Yeah I only saw Octavian once in a friends town. I thought that was pretty cool. =P


----------



## Draco Roar (Mar 1, 2009)

http://accf.wikispaces.com/villagers Heres a list of the villagers and there is around 200 neighbours and there are actually quite a few monkeys but not many octopi or bulls or cows or goats or-- well I could go on. Have a look for yourself!


----------



## Toad Kart 64 (Mar 1, 2009)

Silverstorms said:
			
		

> If monkeys are rare then I hit the jackpot, because I have two.


Lucky.... which ones?

The ones I want mostly are Champ and Simon.


----------



## TigerCrossing (Mar 7, 2009)

Are goats rare...?


----------



## MattyofAlbion (Mar 7, 2009)

i think so Tigercrossing because there aren't many in the game...


----------



## Suaure (Mar 7, 2009)

I WANA KANGAROO!!!!!


----------



## Suaure (Mar 7, 2009)

Here are all the rare animals
Anteaters(4)
Bulls(2)
Chickens(5)
Cows(2)
Crocodiles(3)
Goats(2)
Gorillas(5)
Hippopotamuses(2)
Koala Bears(4)
Kangaroos(3)
Lions(3)
Monkeys(6)
Octopi(2)
Ostriches(2)
Rhinos(2)
Sheep(5)
Tigers(2)

Everything else is NOT rare. Hope this clears things up a lot.


----------



## MattyofAlbion (Mar 7, 2009)

Suaure said:
			
		

> Here are all the rare animals
> Anteaters(4)
> Bulls(2)
> Chickens(5)
> ...


chickens arent really that rare...


----------



## Suaure (Mar 7, 2009)

MattyofAlbion said:
			
		

> Suaure said:
> 
> 
> 
> ...


Well. 5 Chickens. 6 monkeys. Monkeys are rare. So why not chickens. :gyroidsideways:


----------



## MattyofAlbion (Mar 7, 2009)

because they appear more often...


----------



## Toad Kart 64 (Mar 7, 2009)

Anteaters, koalas, and monkeys are not rare.
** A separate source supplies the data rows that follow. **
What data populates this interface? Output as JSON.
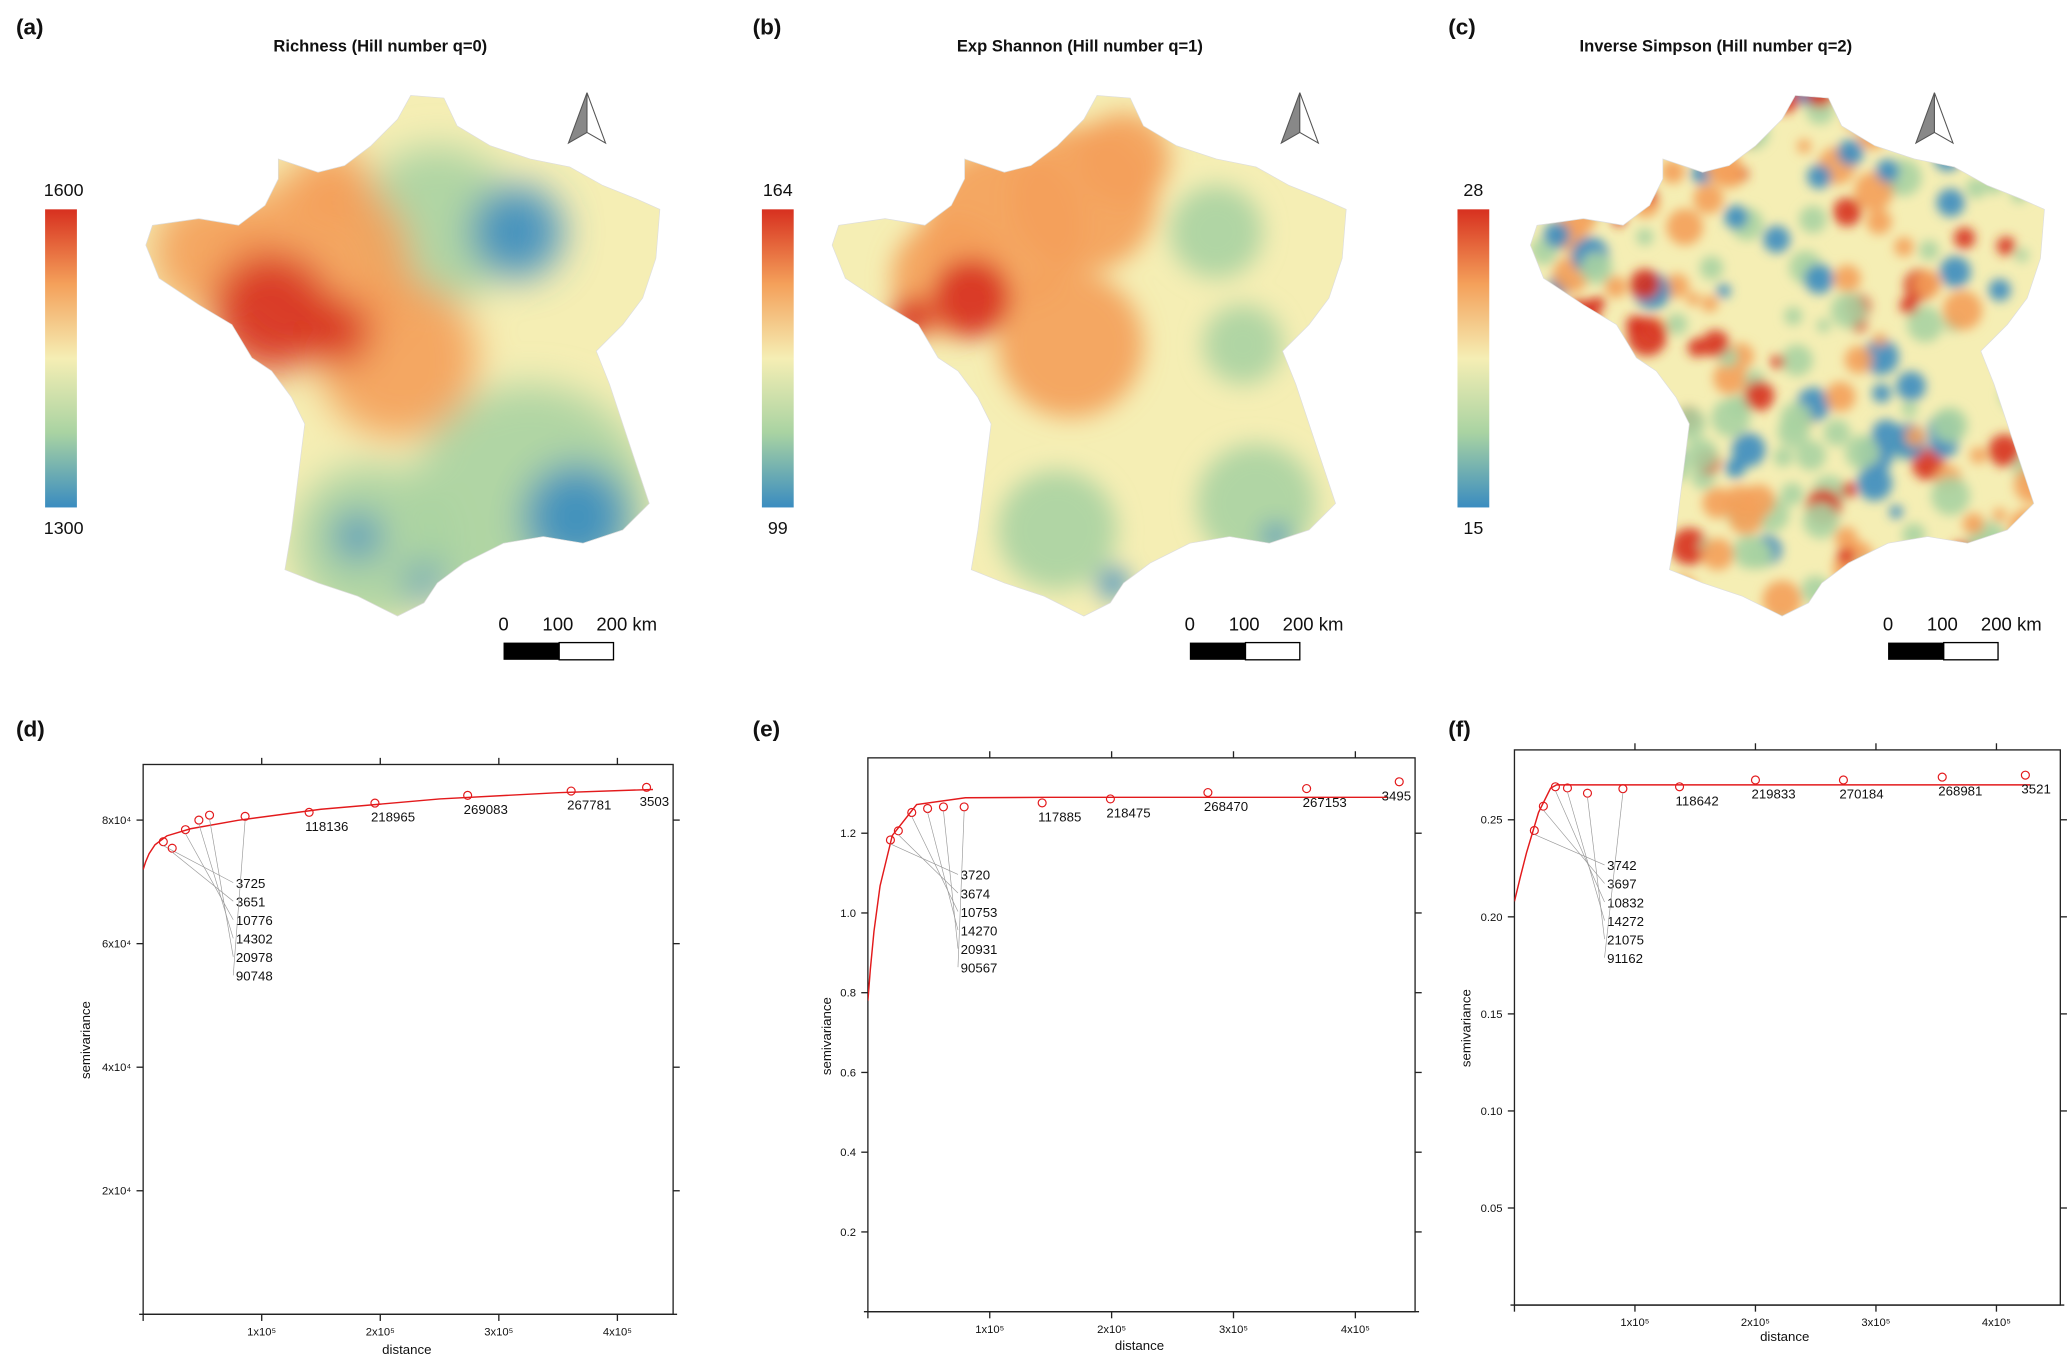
{
  "colors": {
    "high": "#d7301f",
    "mid_high": "#f4a05a",
    "mid": "#f5eeb4",
    "mid_low": "#a9d3a2",
    "low": "#3a8cc0",
    "fit_line": "#e31a1c",
    "points": "#e31a1c"
  },
  "maps": [
    {
      "label": "(a)",
      "title": "Richness (Hill number q=0)",
      "legend_max": "1600",
      "legend_min": "1300",
      "scale_labels": [
        "0",
        "100",
        "200 km"
      ],
      "north_arrow": "north-arrow-icon"
    },
    {
      "label": "(b)",
      "title": "Exp Shannon (Hill number q=1)",
      "legend_max": "164",
      "legend_min": "99",
      "scale_labels": [
        "0",
        "100",
        "200 km"
      ],
      "north_arrow": "north-arrow-icon"
    },
    {
      "label": "(c)",
      "title": "Inverse Simpson (Hill number q=2)",
      "legend_max": "28",
      "legend_min": "15",
      "scale_labels": [
        "0",
        "100",
        "200 km"
      ],
      "north_arrow": "north-arrow-icon"
    }
  ],
  "chart_data": [
    {
      "label": "(d)",
      "type": "scatter",
      "xlabel": "distance",
      "ylabel": "semivariance",
      "xlim": [
        0,
        447000
      ],
      "ylim": [
        0,
        89000
      ],
      "xticks": [
        {
          "v": 100000,
          "t": "1x10⁵"
        },
        {
          "v": 200000,
          "t": "2x10⁵"
        },
        {
          "v": 300000,
          "t": "3x10⁵"
        },
        {
          "v": 400000,
          "t": "4x10⁵"
        }
      ],
      "yticks": [
        {
          "v": 20000,
          "t": "2x10⁴"
        },
        {
          "v": 40000,
          "t": "4x10⁴"
        },
        {
          "v": 60000,
          "t": "6x10⁴"
        },
        {
          "v": 80000,
          "t": "8x10⁴"
        }
      ],
      "points": [
        {
          "x": 17000,
          "y": 76500,
          "np": "3725"
        },
        {
          "x": 24500,
          "y": 75450,
          "np": "3651"
        },
        {
          "x": 35700,
          "y": 78450,
          "np": "10776"
        },
        {
          "x": 47000,
          "y": 80000,
          "np": "14302"
        },
        {
          "x": 56000,
          "y": 80800,
          "np": "20978"
        },
        {
          "x": 86000,
          "y": 80600,
          "np": "90748"
        },
        {
          "x": 140000,
          "y": 81250,
          "np": "118136"
        },
        {
          "x": 195500,
          "y": 82750,
          "np": "218965"
        },
        {
          "x": 273700,
          "y": 84000,
          "np": "269083"
        },
        {
          "x": 361000,
          "y": 84700,
          "np": "267781"
        },
        {
          "x": 424600,
          "y": 85300,
          "np": "3503"
        }
      ],
      "fit": {
        "x": [
          0,
          2000,
          5000,
          10000,
          20000,
          40000,
          80000,
          150000,
          250000,
          350000,
          430000
        ],
        "y": [
          72000,
          73195,
          74547,
          76006,
          77446,
          78597,
          79967,
          81749,
          83420,
          84436,
          84957
        ]
      }
    },
    {
      "label": "(e)",
      "type": "scatter",
      "xlabel": "distance",
      "ylabel": "semivariance",
      "xlim": [
        0,
        449000
      ],
      "ylim": [
        0,
        1.389
      ],
      "xticks": [
        {
          "v": 100000,
          "t": "1x10⁵"
        },
        {
          "v": 200000,
          "t": "2x10⁵"
        },
        {
          "v": 300000,
          "t": "3x10⁵"
        },
        {
          "v": 400000,
          "t": "4x10⁵"
        }
      ],
      "yticks": [
        {
          "v": 0.2,
          "t": "0.2"
        },
        {
          "v": 0.4,
          "t": "0.4"
        },
        {
          "v": 0.6,
          "t": "0.6"
        },
        {
          "v": 0.8,
          "t": "0.8"
        },
        {
          "v": 1.0,
          "t": "1.0"
        },
        {
          "v": 1.2,
          "t": "1.2"
        }
      ],
      "points": [
        {
          "x": 18500,
          "y": 1.183,
          "np": "3720"
        },
        {
          "x": 25000,
          "y": 1.206,
          "np": "3674"
        },
        {
          "x": 36000,
          "y": 1.252,
          "np": "10753"
        },
        {
          "x": 49000,
          "y": 1.262,
          "np": "14270"
        },
        {
          "x": 62000,
          "y": 1.266,
          "np": "20931"
        },
        {
          "x": 79000,
          "y": 1.266,
          "np": "90567"
        },
        {
          "x": 143000,
          "y": 1.276,
          "np": "117885"
        },
        {
          "x": 199000,
          "y": 1.286,
          "np": "218475"
        },
        {
          "x": 279000,
          "y": 1.302,
          "np": "268470"
        },
        {
          "x": 360000,
          "y": 1.312,
          "np": "267153"
        },
        {
          "x": 436000,
          "y": 1.329,
          "np": "3495"
        }
      ],
      "fit": {
        "x": [
          0,
          2000,
          5000,
          10000,
          20000,
          40000,
          80000,
          150000,
          250000,
          350000,
          427000
        ],
        "y": [
          0.78,
          0.858,
          0.954,
          1.068,
          1.194,
          1.272,
          1.289,
          1.29,
          1.29,
          1.29,
          1.29
        ]
      }
    },
    {
      "label": "(f)",
      "type": "scatter",
      "xlabel": "distance",
      "ylabel": "semivariance",
      "xlim": [
        0,
        453000
      ],
      "ylim": [
        0,
        0.286
      ],
      "xticks": [
        {
          "v": 100000,
          "t": "1x10⁵"
        },
        {
          "v": 200000,
          "t": "2x10⁵"
        },
        {
          "v": 300000,
          "t": "3x10⁵"
        },
        {
          "v": 400000,
          "t": "4x10⁵"
        }
      ],
      "yticks": [
        {
          "v": 0.05,
          "t": "0.05"
        },
        {
          "v": 0.1,
          "t": "0.10"
        },
        {
          "v": 0.15,
          "t": "0.15"
        },
        {
          "v": 0.2,
          "t": "0.20"
        },
        {
          "v": 0.25,
          "t": "0.25"
        }
      ],
      "points": [
        {
          "x": 16500,
          "y": 0.2445,
          "np": "3742"
        },
        {
          "x": 24000,
          "y": 0.257,
          "np": "3697"
        },
        {
          "x": 34000,
          "y": 0.267,
          "np": "10832"
        },
        {
          "x": 44000,
          "y": 0.2664,
          "np": "14272"
        },
        {
          "x": 60600,
          "y": 0.2637,
          "np": "21075"
        },
        {
          "x": 90000,
          "y": 0.266,
          "np": "91162"
        },
        {
          "x": 137000,
          "y": 0.267,
          "np": "118642"
        },
        {
          "x": 200000,
          "y": 0.2705,
          "np": "219833"
        },
        {
          "x": 273000,
          "y": 0.2705,
          "np": "270184"
        },
        {
          "x": 355000,
          "y": 0.272,
          "np": "268981"
        },
        {
          "x": 424000,
          "y": 0.273,
          "np": "3521"
        }
      ],
      "fit": {
        "x": [
          0,
          5000,
          10000,
          20000,
          30000,
          35000,
          428000
        ],
        "y": [
          0.208,
          0.2208,
          0.233,
          0.2538,
          0.2663,
          0.268,
          0.268
        ]
      }
    }
  ]
}
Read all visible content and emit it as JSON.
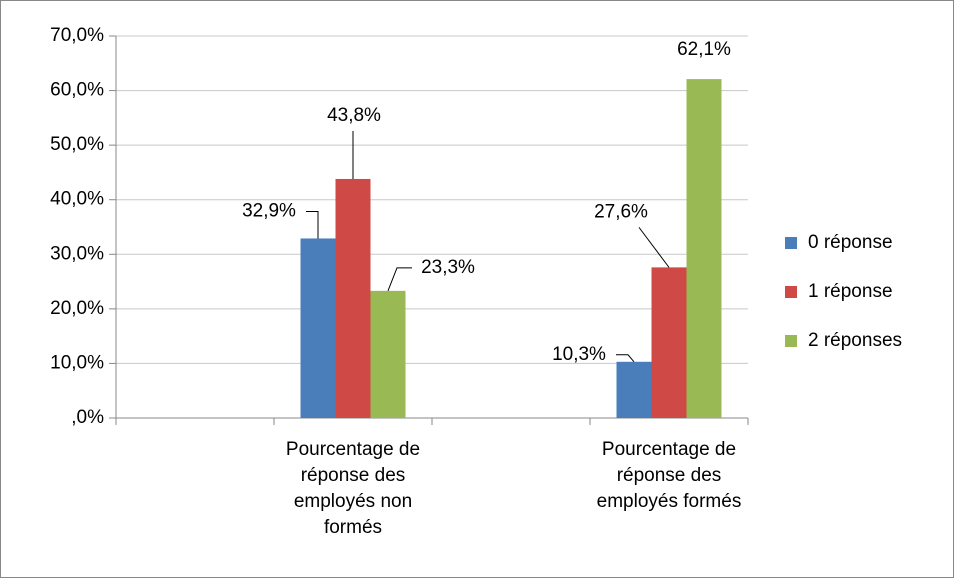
{
  "chart_data": {
    "type": "bar",
    "categories": [
      null,
      "Pourcentage de réponse des employés non formés",
      null,
      "Pourcentage de réponse des employés formés"
    ],
    "series": [
      {
        "name": "0 réponse",
        "color": "#4a7ebb",
        "values": [
          null,
          32.9,
          null,
          10.3
        ],
        "value_labels": [
          null,
          "32,9%",
          null,
          "10,3%"
        ]
      },
      {
        "name": "1 réponse",
        "color": "#cf4946",
        "values": [
          null,
          43.8,
          null,
          27.6
        ],
        "value_labels": [
          null,
          "43,8%",
          null,
          "27,6%"
        ]
      },
      {
        "name": "2 réponses",
        "color": "#98b954",
        "values": [
          null,
          23.3,
          null,
          62.1
        ],
        "value_labels": [
          null,
          "23,3%",
          null,
          "62,1%"
        ]
      }
    ],
    "ylim": [
      0,
      70
    ],
    "yticks": [
      {
        "value": 0,
        "label": ",0%"
      },
      {
        "value": 10,
        "label": "10,0%"
      },
      {
        "value": 20,
        "label": "20,0%"
      },
      {
        "value": 30,
        "label": "30,0%"
      },
      {
        "value": 40,
        "label": "40,0%"
      },
      {
        "value": 50,
        "label": "50,0%"
      },
      {
        "value": 60,
        "label": "60,0%"
      },
      {
        "value": 70,
        "label": "70,0%"
      }
    ],
    "grid": true,
    "legend": "right"
  }
}
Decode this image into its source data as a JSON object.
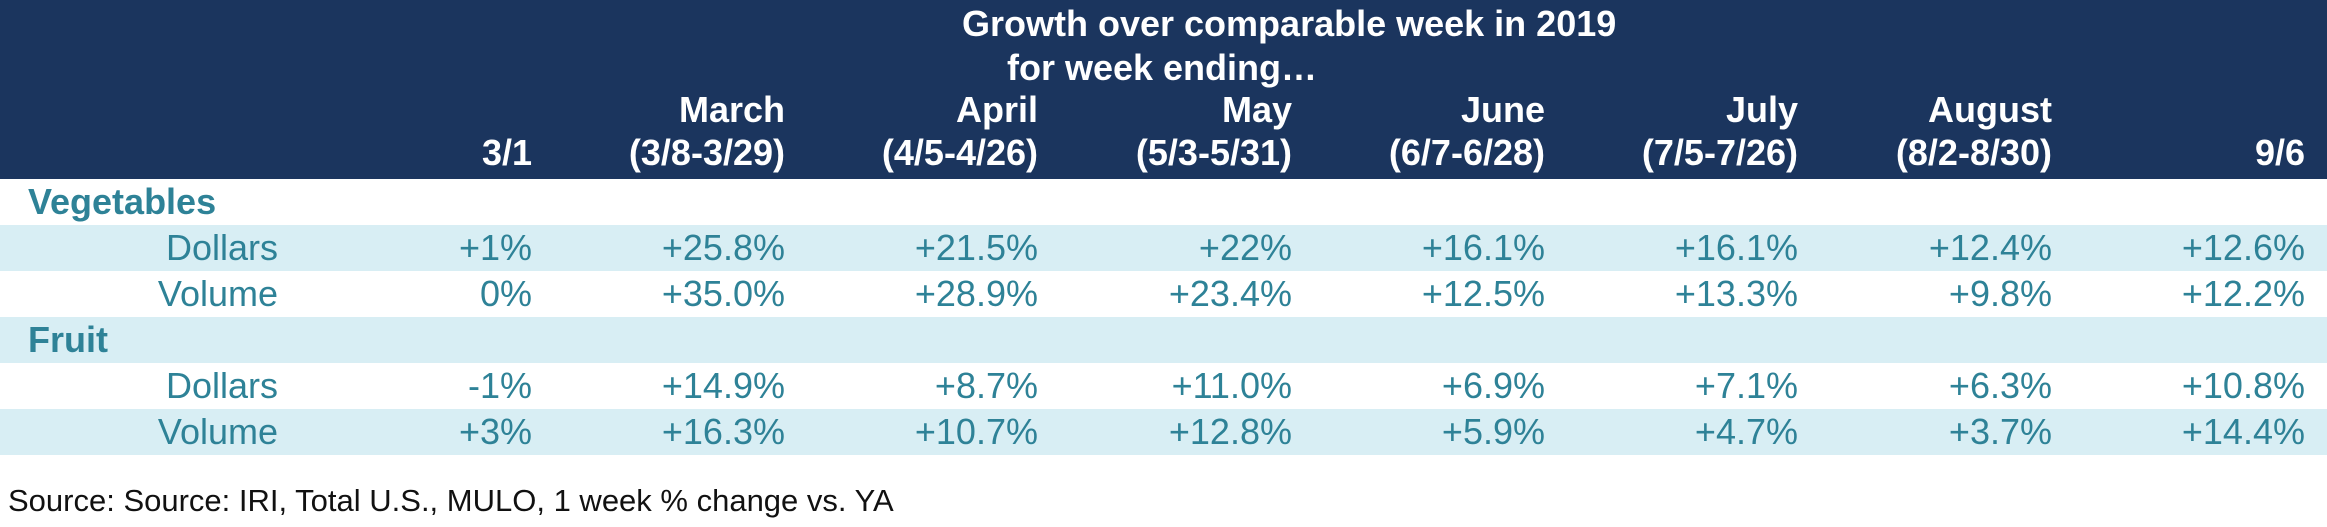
{
  "chart_data": {
    "type": "table",
    "title_lines": [
      "Growth over comparable week in 2019",
      "for week ending…"
    ],
    "columns": [
      {
        "line1": "",
        "line2": "3/1"
      },
      {
        "line1": "March",
        "line2": "(3/8-3/29)"
      },
      {
        "line1": "April",
        "line2": "(4/5-4/26)"
      },
      {
        "line1": "May",
        "line2": "(5/3-5/31)"
      },
      {
        "line1": "June",
        "line2": "(6/7-6/28)"
      },
      {
        "line1": "July",
        "line2": "(7/5-7/26)"
      },
      {
        "line1": "August",
        "line2": "(8/2-8/30)"
      },
      {
        "line1": "",
        "line2": "9/6"
      }
    ],
    "groups": [
      {
        "name": "Vegetables",
        "rows": [
          {
            "label": "Dollars",
            "values": [
              "+1%",
              "+25.8%",
              "+21.5%",
              "+22%",
              "+16.1%",
              "+16.1%",
              "+12.4%",
              "+12.6%"
            ]
          },
          {
            "label": "Volume",
            "values": [
              "0%",
              "+35.0%",
              "+28.9%",
              "+23.4%",
              "+12.5%",
              "+13.3%",
              "+9.8%",
              "+12.2%"
            ]
          }
        ]
      },
      {
        "name": "Fruit",
        "rows": [
          {
            "label": "Dollars",
            "values": [
              "-1%",
              "+14.9%",
              "+8.7%",
              "+11.0%",
              "+6.9%",
              "+7.1%",
              "+6.3%",
              "+10.8%"
            ]
          },
          {
            "label": "Volume",
            "values": [
              "+3%",
              "+16.3%",
              "+10.7%",
              "+12.8%",
              "+5.9%",
              "+4.7%",
              "+3.7%",
              "+14.4%"
            ]
          }
        ]
      }
    ],
    "source": "Source: Source: IRI, Total U.S., MULO, 1 week % change vs. YA"
  },
  "colors": {
    "header_bg": "#1b355e",
    "header_text": "#ffffff",
    "body_text": "#2e8297",
    "band_light": "#d8eef4",
    "source_text": "#111111"
  }
}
I have an anteater, my friend has two...

My friend used to have a koala then it moved out...

And I know tons of people that have monkeys.


----------



## KingofHearts (Mar 8, 2009)

I don't really think there are rare animals. You just get what you get... =P


----------



## StbAn (Mar 8, 2009)

I have the only two ostriches:

Queenie





and
Gladyz


----------